Mr. Mueller didn’t understand the FBI’s office-of-origin system, which has been in use for nearly a century. On a typical case, an office of origin would run things, sending out leads to other field offices who’d track them down and report back. In the case of the 9/11 attacks, the logical office of origin would have been the New York or Washington field office. Both had experienced international squads. New York had the investigative capacity, it was near Ground Zero, and up to then had been the office of origin for the entire al Qaeda case.
But Mr. Mueller wanted centralization. He wanted all information to run through FBI headquarters, which would make all the decisions. Mr. Mueller’s predecessor, Louis Freeh, who started his career as a field agent, strongly believed in empowering the field offices. Not Mr. Mueller, who accelerated centralization; he also believed special agents in charge presided over their territories like dukes. His words.
Penttbom would thus become the first case in FBI history run from headquarters. It set a bad precedent, which would yield poisonous fruit in the Hillary Clinton email investigation and then in the Russian collusion fiasco, when a small clique at headquarters called all the shots.

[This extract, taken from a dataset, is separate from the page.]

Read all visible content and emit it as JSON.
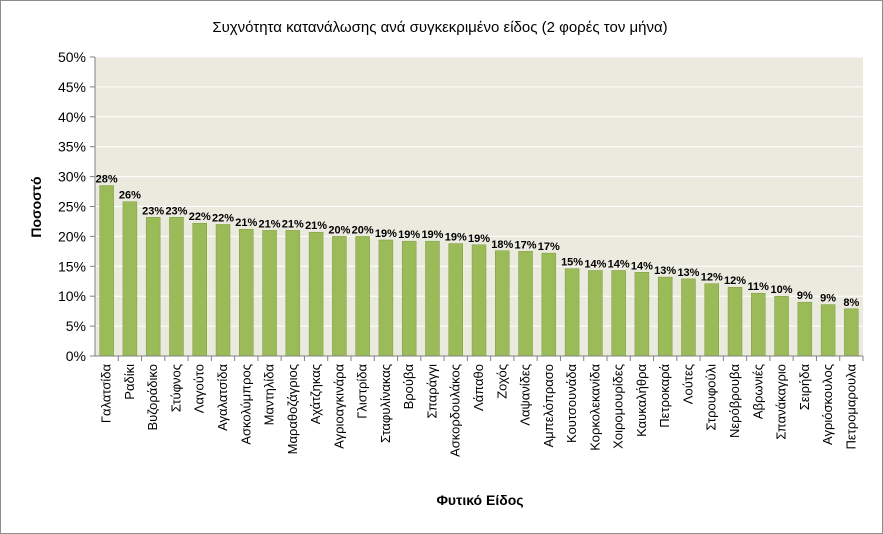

Mr. Mueller made other moves to change the FBI’s culture, which had negative consequences. Replacing agent executives, he brought in outside professionals to take over key headquarters positions—perhaps enhancing short-term technical proficiency in those positions but losing long-term commitment and an invaluable knowledge of the institution and its culture. The outsiders didn’t have the institutional knowledge of career agents.
During the directorships of Mr. Mueller and his successor, James Comey, nonagents ran the FBI’s public-affairs and congressional-affairs offices and served as its general counsel. These are precisely the positions in which the ugliness of Crossfire Hurricane and its aftermath eventually manifested itself. As the trial of Clinton lawyer Michael Sussmann demonstrated, FBI General Counsel James Baker, a nonagent, accepted misdirection from Mr. Sussmann, causing the bureau to chase the fabricated Alfa Bank connection. A special agent would have known better how to interview Mr. Sussmann.
The change in FBI culture initiated by Mr. Mueller after his September 2001 experience with Mr. Bush led directly to today’s problematic FBI. Director Christopher Wray, or his successor, must turn the FBI back into a “swear to tell the truth” law enforcement agency.